# Overview
Thus far, we've been calculating statistics of our neural signals. That is, we have transformed our signal (e.g., filtering or calculating a TFR), and come up with some number to summarize it (e.g., average activity across trials).

However, neuroscience is about **linking the world to brain function**, and the best way to do this is to build a *model* that links the two. This is a more explicit way of defining how a change in the world results in a change in the brain.

Today, we'll cover the basics of **modeling**. We'll start with correlation, move to univariate regression, and we'll finish with multivariate regression.
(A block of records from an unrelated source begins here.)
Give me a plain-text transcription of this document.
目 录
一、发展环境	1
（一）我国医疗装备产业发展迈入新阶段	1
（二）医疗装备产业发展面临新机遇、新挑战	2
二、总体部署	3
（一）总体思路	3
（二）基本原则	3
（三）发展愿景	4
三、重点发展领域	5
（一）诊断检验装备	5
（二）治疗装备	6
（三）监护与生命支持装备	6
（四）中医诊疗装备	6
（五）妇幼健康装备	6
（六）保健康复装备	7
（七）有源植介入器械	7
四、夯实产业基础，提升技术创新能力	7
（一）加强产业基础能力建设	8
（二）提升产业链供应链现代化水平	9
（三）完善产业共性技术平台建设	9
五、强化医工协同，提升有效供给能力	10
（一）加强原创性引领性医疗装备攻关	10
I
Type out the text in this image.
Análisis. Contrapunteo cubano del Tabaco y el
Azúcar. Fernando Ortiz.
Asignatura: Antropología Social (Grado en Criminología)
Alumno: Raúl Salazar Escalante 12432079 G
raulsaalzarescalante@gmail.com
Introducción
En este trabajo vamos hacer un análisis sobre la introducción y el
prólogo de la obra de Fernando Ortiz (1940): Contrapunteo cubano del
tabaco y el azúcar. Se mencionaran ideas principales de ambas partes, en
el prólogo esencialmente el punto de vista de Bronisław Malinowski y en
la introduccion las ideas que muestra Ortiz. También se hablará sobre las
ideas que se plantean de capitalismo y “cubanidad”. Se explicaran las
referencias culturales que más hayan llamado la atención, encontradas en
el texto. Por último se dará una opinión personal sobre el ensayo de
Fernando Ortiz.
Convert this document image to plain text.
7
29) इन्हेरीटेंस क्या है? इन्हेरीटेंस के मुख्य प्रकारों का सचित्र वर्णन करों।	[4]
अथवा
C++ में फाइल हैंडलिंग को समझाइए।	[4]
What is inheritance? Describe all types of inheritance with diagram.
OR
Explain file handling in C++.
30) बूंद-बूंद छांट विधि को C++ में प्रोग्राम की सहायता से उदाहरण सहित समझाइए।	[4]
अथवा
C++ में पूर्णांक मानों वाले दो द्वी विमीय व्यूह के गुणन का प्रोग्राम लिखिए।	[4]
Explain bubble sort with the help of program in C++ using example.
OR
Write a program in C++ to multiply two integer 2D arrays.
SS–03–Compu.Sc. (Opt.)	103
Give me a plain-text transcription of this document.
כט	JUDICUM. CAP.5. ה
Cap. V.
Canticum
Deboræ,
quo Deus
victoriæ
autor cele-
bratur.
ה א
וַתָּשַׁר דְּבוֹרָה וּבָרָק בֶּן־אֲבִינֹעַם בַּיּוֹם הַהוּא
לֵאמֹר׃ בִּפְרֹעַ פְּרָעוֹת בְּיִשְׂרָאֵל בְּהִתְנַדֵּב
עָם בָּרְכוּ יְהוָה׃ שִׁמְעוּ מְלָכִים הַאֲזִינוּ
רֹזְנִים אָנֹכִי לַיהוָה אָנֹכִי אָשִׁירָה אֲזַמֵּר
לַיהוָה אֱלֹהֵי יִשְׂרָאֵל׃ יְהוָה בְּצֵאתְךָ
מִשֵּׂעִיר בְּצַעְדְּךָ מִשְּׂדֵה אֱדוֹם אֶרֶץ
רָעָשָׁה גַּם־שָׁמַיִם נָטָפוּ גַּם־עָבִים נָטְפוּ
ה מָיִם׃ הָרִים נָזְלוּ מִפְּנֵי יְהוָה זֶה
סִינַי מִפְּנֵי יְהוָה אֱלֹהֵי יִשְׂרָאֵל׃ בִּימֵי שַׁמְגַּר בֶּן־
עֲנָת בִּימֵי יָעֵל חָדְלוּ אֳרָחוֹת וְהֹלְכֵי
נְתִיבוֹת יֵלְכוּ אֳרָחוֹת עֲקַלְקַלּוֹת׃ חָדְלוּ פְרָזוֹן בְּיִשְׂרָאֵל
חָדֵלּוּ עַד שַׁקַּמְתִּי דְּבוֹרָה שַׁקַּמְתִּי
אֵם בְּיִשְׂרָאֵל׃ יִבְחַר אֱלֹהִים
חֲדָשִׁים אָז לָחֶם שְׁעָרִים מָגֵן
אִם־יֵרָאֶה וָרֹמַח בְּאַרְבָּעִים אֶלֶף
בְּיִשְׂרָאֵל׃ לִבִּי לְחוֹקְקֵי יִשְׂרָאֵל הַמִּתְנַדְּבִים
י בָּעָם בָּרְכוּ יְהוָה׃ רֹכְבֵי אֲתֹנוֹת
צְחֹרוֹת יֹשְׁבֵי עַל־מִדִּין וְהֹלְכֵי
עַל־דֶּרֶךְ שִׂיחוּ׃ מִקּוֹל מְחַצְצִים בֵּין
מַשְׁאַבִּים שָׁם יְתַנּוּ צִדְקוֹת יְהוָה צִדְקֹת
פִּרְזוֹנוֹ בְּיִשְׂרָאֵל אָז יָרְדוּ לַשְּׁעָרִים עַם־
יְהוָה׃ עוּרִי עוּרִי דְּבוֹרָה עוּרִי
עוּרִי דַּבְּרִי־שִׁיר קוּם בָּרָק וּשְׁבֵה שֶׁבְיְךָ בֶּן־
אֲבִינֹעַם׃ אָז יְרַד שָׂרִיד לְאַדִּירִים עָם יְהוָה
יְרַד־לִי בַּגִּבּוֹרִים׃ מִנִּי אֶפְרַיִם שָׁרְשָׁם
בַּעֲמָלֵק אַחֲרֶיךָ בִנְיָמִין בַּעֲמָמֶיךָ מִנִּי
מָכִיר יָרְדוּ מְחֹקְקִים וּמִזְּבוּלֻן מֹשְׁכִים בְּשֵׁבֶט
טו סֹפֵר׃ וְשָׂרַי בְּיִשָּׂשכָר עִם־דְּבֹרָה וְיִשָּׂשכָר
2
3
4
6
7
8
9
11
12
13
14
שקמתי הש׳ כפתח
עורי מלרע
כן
![](https://imgs.xkcd.com/comics/linear_regression.png)


## Goals for today
* Understand correlation in context of simulated signals
* Understand correlation in the context of electrophysiology
* Relate correlation to univariate regression
* Use multivariate regression to ask more complicated questions about our data.

In [None]:
import mne
import numpy as np
import matplotlib.pyplot as plt
import datascience as ds
import neurods as nds
%matplotlib inline

---

# Correlation via simulation
> * In general, what does correlation reflect? If we say that two numbers are correlated, what do we mean?

To dive into this question, we'll create two variables from scratch and see what we can do with them...

In [None]:
# We'll begin by simulating a few signals, this will help with the intuition for what regression means
# First, we'll create a random variable
noise_amp = 1
n_pts = 50
a = 10 * np.random.random(n_pts)

# Now, we'll define a "weight" that causes a second variable to respond to it
weight = 2

# Finally, we'll create some noise so that it's not a perfect mapping
noise = noise_amp * np.random.randn(n_pts)

# Then let's mix them together. In this case, b is explicitly created from the values in a
b = weight * a + noise

In [None]:
# Let's look at the signals
f, ax = plt.subplots()
ax.plot(a, label='a')
ax.plot(b, label='b')
plt.legend()
plt.show()

Before we get into modeling, we'll begin with *correlation*. Look at the two plots above, they seem to be varying in similar ways. When one goes up, the other goes up, when one goes down, the other goes down. How can we quantify this?

> * What's the explicit relationship between these two signals?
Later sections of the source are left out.